In Texas, the Board of Education recently approved a course on African American studies that will be an elective for high school students. A University of Texas professor involved in developing the curriculum, Kevin Cokley, said his college students say they are taught a sanitized version of Black history in high school.
"When I am teaching about slavery and how brutal it was, and sharing specific details, most of my students – natives of Texas – indicate they did not learn the specifics of slavery that I provide them in my course," said Mr. Cokley, a professor of educational psychology and African diaspora studies. "Oftentimes they are shocked and angered to find they were not taught the information I am sharing with them."
The massacre in Tulsa happened over the course of 16 hours, from May 31 to June 1, 1921, when white mobs attacked Black residents and businesses. As many as 300 people were killed, hundreds more injured and thousands were left homeless. Tulsa's Black business district, known as Black Wall Street, was destroyed.

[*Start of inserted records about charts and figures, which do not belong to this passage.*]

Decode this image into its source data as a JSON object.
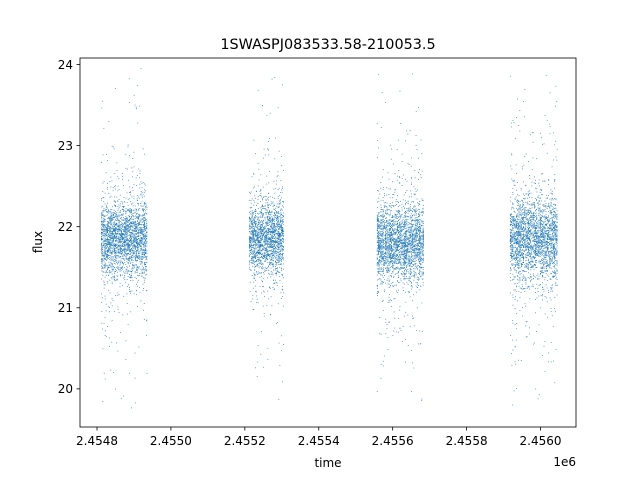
{
  "chart_data": {
    "type": "scatter",
    "title": "1SWASPJ083533.58-210053.5",
    "xlabel": "time",
    "ylabel": "flux",
    "x_offset_label": "1e6",
    "xlim": [
      2454754,
      2456096
    ],
    "ylim": [
      19.53,
      24.08
    ],
    "x_ticks": [
      2454800,
      2455000,
      2455200,
      2455400,
      2455600,
      2455800,
      2456000
    ],
    "x_tick_labels": [
      "2.4548",
      "2.4550",
      "2.4552",
      "2.4554",
      "2.4556",
      "2.4558",
      "2.4560"
    ],
    "y_ticks": [
      20,
      21,
      22,
      23,
      24
    ],
    "y_tick_labels": [
      "20",
      "21",
      "22",
      "23",
      "24"
    ],
    "grid": false,
    "legend": "none",
    "marker_color": "#1f77b4",
    "series": [
      {
        "clusters": [
          {
            "x_range": [
              2454812,
              2454937
            ],
            "y_center": 21.85,
            "y_spread": 0.22,
            "y_min": 19.7,
            "y_max": 23.95,
            "points": 2600
          },
          {
            "x_range": [
              2455212,
              2455306
            ],
            "y_center": 21.85,
            "y_spread": 0.22,
            "y_min": 19.85,
            "y_max": 23.85,
            "points": 1900
          },
          {
            "x_range": [
              2455558,
              2455685
            ],
            "y_center": 21.8,
            "y_spread": 0.24,
            "y_min": 19.82,
            "y_max": 23.95,
            "points": 2600
          },
          {
            "x_range": [
              2455918,
              2456047
            ],
            "y_center": 21.85,
            "y_spread": 0.26,
            "y_min": 19.75,
            "y_max": 23.9,
            "points": 2600
          }
        ]
      }
    ]
  }
}
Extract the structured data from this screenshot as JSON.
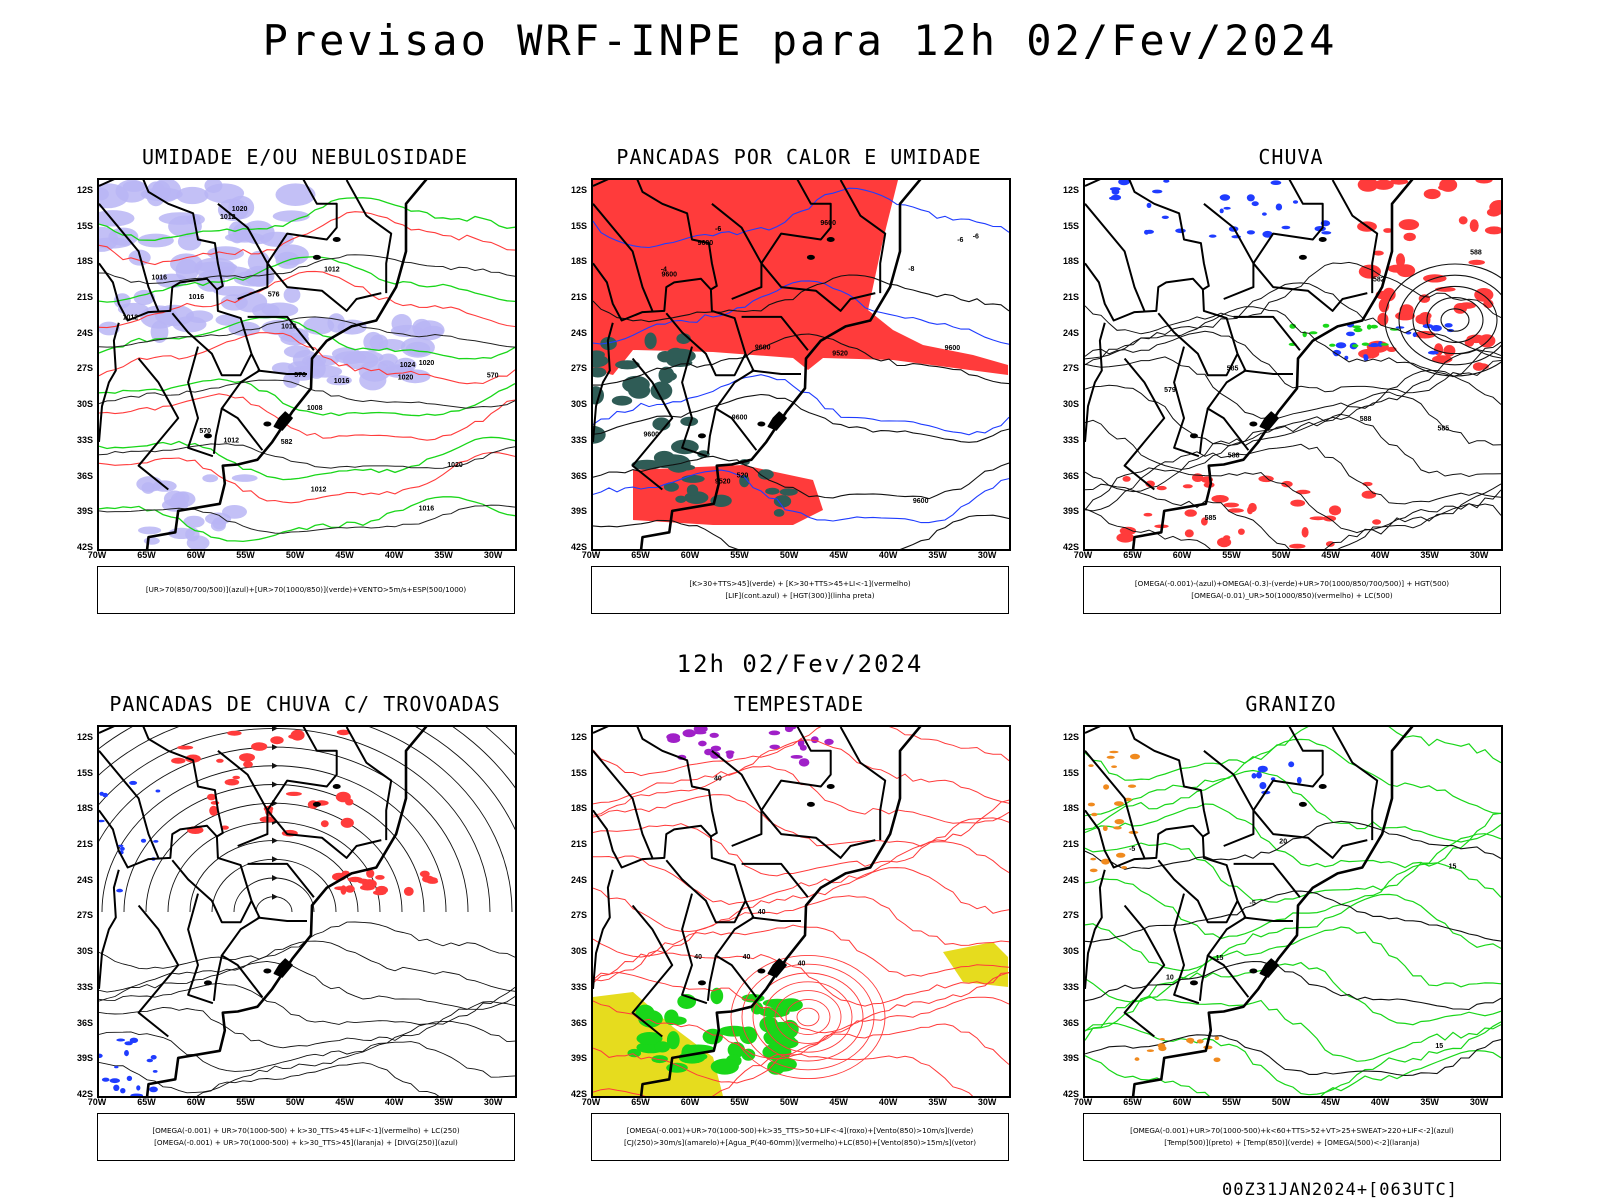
{
  "header": {
    "main_title": "Previsao WRF-INPE  para 12h 02/Fev/2024",
    "mid_title": "12h 02/Fev/2024",
    "footer_stamp": "00Z31JAN2024+[063UTC]"
  },
  "axes": {
    "lat_labels": [
      "12S",
      "15S",
      "18S",
      "21S",
      "24S",
      "27S",
      "30S",
      "33S",
      "36S",
      "39S",
      "42S"
    ],
    "lon_labels": [
      "70W",
      "65W",
      "60W",
      "55W",
      "50W",
      "45W",
      "40W",
      "35W",
      "30W"
    ]
  },
  "colors": {
    "red": "#ff3b3b",
    "blue": "#1f3cff",
    "green": "#19d619",
    "lavender": "#b8b5f5",
    "teal": "#2f5c56",
    "purple": "#a020c8",
    "yellow": "#e6dc1e",
    "orange": "#f08a1e",
    "black": "#000000"
  },
  "panels": [
    {
      "title": "UMIDADE E/OU NEBULOSIDADE",
      "legend_lines": [
        "[UR>70(850/700/500)](azul)+[UR>70(1000/850)](verde)+VENTO>5m/s+ESP(500/1000)"
      ],
      "contour_labels": [
        "1016",
        "1016",
        "1016",
        "1012",
        "1012",
        "1012",
        "1012",
        "1016",
        "1020",
        "1020",
        "1020",
        "1024",
        "1016",
        "1020",
        "1008",
        "1012",
        "576",
        "576",
        "570",
        "582",
        "570"
      ]
    },
    {
      "title": "PANCADAS POR CALOR E UMIDADE",
      "legend_lines": [
        "[K>30+TTS>45](verde) + [K>30+TTS>45+LI<-1](vermelho)",
        "[LIF](cont.azul) + [HGT(300)](linha preta)"
      ],
      "contour_labels": [
        "9680",
        "9600",
        "9600",
        "9600",
        "9600",
        "9600",
        "9520",
        "9520",
        "9600",
        "-6",
        "-8",
        "-6",
        "-4",
        "-6",
        "520",
        "9600"
      ]
    },
    {
      "title": "CHUVA",
      "legend_lines": [
        "[OMEGA(-0.001)-(azul)+OMEGA(-0.3)-(verde)+UR>70(1000/850/700/500)] + HGT(500)",
        "[OMEGA(-0.01)_UR>50(1000/850)(vermelho) + LC(500)"
      ],
      "contour_labels": [
        "585",
        "588",
        "585",
        "588",
        "585",
        "582",
        "579",
        "588"
      ]
    },
    {
      "title": "PANCADAS DE CHUVA C/ TROVOADAS",
      "legend_lines": [
        "[OMEGA(-0.001) + UR>70(1000-500) + k>30_TTS>45+LIF<-1](vermelho) + LC(250)",
        "[OMEGA(-0.001) + UR>70(1000-500) + k>30_TTS>45](laranja) + [DIVG(250)](azul)"
      ],
      "contour_labels": []
    },
    {
      "title": "TEMPESTADE",
      "legend_lines": [
        "[OMEGA(-0.001)+UR>70(1000-500)+k>35_TTS>50+LIF<-4](roxo)+[Vento(850)>10m/s](verde)",
        "[CJ(250)>30m/s](amarelo)+[Agua_P(40-60mm)](vermelho)+LC(850)+[Vento(850)>15m/s](vetor)"
      ],
      "contour_labels": [
        "40",
        "40",
        "40",
        "40",
        "40"
      ]
    },
    {
      "title": "GRANIZO",
      "legend_lines": [
        "[OMEGA(-0.001)+UR>70(1000-500)+k<60+TTS>52+VT>25+SWEAT>220+LIF<-2](azul)",
        "[Temp(500)](preto) + [Temp(850)](verde) + [OMEGA(500)<-2](laranja)"
      ],
      "contour_labels": [
        "-5",
        "-5",
        "10",
        "15",
        "15",
        "20",
        "15"
      ]
    }
  ]
}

Oklahoma schools have been required to teach the massacre since 2002, although some people believed it wasn't being taught everywhere. Tulsa schools instituted new standards two years ago, which the state Education Department used as a guide.
The massacre largely wasn't discussed in Oklahoma until a commission was formed in 1997 to investigate the violence. The commission is led by state Sen. Kevin Matthews, a Tulsa Democrat who said the new teaching standards haven't faced opposition but that some people would have preferred to leave the massacre in the past.
"Older people called me and said, 'Why do you want to bring this back up, this dirty secret?'" he said.
Mr. Matthews said his grandmother was a young girl in Tulsa during the massacre but never told him about the violence. He learned about it as an adult from his grandmother's brother.
"It was like a movie, I couldn't believe it happened here," Mr. Matthews said.
LaGarrett King, director of the Carter Center for K-12 Black History Education at the University of Missouri, said he believes there is too much emphasis in the instruction of Black history on violence, which is often centered on racist groups such as the Ku Klux Klan in a way that doesn't explore nuances or apathy toward Black deaths.
Mr. King provided training last year for 300 educators around the country who are interested in teaching Black history. He expects a virtual session this summer to have more participants than usual. He said that the growing interest makes him optimistic but that history needs to be framed differently. The push for diversity in education so far has led to mostly cosmetic changes, he said, without enough emphasis on the entry points and perspective of Black history.
"White people don't acknowledge Juneteenth, but yet we're supposed to be a country that believes in freedom. We have been taught July 4, 1776, is the real Independence Day, but it's not," Mr. King said. "The vast majority of Black people were still enslaved."
Lawrence Paska, executive director of the National Council for the Social Studies, said schools should be preparing to help walk students through questions about discrimination, protests, and racial violence when they return in the fall.
"The notion of 'Do we have a curriculum that is responsive to the needs and experiences of the students we have now?' That is an important question schools need to be asking," Mr. Paska said.
This story was reported by The Associated Press.